Upper Austrian Environment Minister Rudi Anschober said it took Czech energy utility group CEZ eight days to react to the possibility of a leak after a defect was discovered on Temelin's steam generator. CEZ said that its information about the accident was prompt and adequate.
The measured radioactivity did not cross the permitted limit, but it was uncovered outside the zones of permitted incidence.
"We must insist on a total transparency. It must not be swept under the carpet by CEZ or the Czech Republic, it is an extremely risky technology," Anschober told the Austria Press Agency.
He said he wants the case to be dealt with by a group of independent experts.
Anschober said that on June 25th, a non-standard situation was uncovered at Temelin's unit two, which was out of operation at the time, and on the next day it was identified as a leakage between the primary and secondary circuits of the steam generator.
On July 3rd, Temelin announced that low radiation had been measured outside the "permitted" zones but said that neither the environment or the staff were endangered.
"The operator's reaction indicates that no one among the power plant staff considered a possible leak of radioactivity," Anschober said.
CEZ spokesman Marek Svitak said the nuclear safety authority, the Czech public as well as Austria were informed about the internal leakage on the steam generator and on the very low, below-limit values of radioactivity outside the permitted zones, but still within the power plant complex, immediately after it was uncovered.

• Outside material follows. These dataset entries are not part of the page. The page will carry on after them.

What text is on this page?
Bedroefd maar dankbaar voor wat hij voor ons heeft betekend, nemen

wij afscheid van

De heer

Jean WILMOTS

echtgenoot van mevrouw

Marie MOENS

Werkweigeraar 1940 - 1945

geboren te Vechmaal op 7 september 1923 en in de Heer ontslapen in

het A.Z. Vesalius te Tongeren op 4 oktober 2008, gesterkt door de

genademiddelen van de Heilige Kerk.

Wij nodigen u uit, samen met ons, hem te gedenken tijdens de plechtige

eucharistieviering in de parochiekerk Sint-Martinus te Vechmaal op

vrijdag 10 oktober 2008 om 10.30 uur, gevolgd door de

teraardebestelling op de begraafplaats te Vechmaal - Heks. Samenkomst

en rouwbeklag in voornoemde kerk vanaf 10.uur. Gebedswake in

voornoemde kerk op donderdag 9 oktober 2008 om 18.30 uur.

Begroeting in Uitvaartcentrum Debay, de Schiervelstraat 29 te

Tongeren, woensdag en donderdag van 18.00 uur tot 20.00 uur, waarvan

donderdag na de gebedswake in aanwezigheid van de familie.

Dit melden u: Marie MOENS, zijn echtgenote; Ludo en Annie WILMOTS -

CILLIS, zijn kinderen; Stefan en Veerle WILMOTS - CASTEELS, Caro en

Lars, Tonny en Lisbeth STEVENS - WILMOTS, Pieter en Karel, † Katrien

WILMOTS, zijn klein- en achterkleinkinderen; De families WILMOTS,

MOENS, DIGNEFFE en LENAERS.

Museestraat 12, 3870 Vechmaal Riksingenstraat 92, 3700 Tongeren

With the exception of weekends and holidays, Austria has been informed about Temelin's current operation every day, Svitak said. He added that a series of independent tests have been carried out in the plant and beyond its border which prove that the outer environment has remained untouched.
Since the late 1970s, Austria has been fiercely anti-nuclear, starting with an unprecedented vote by its population that prevented the country's only plant from providing a watt of power.
But with the exception of Italy, Austria is surrounded by countries with nuclear power. It is opposed to Prague's plan to build another two units in each of the Czech nuclear power plants, Temelin and Dukovany, both of which are near the Austrian border.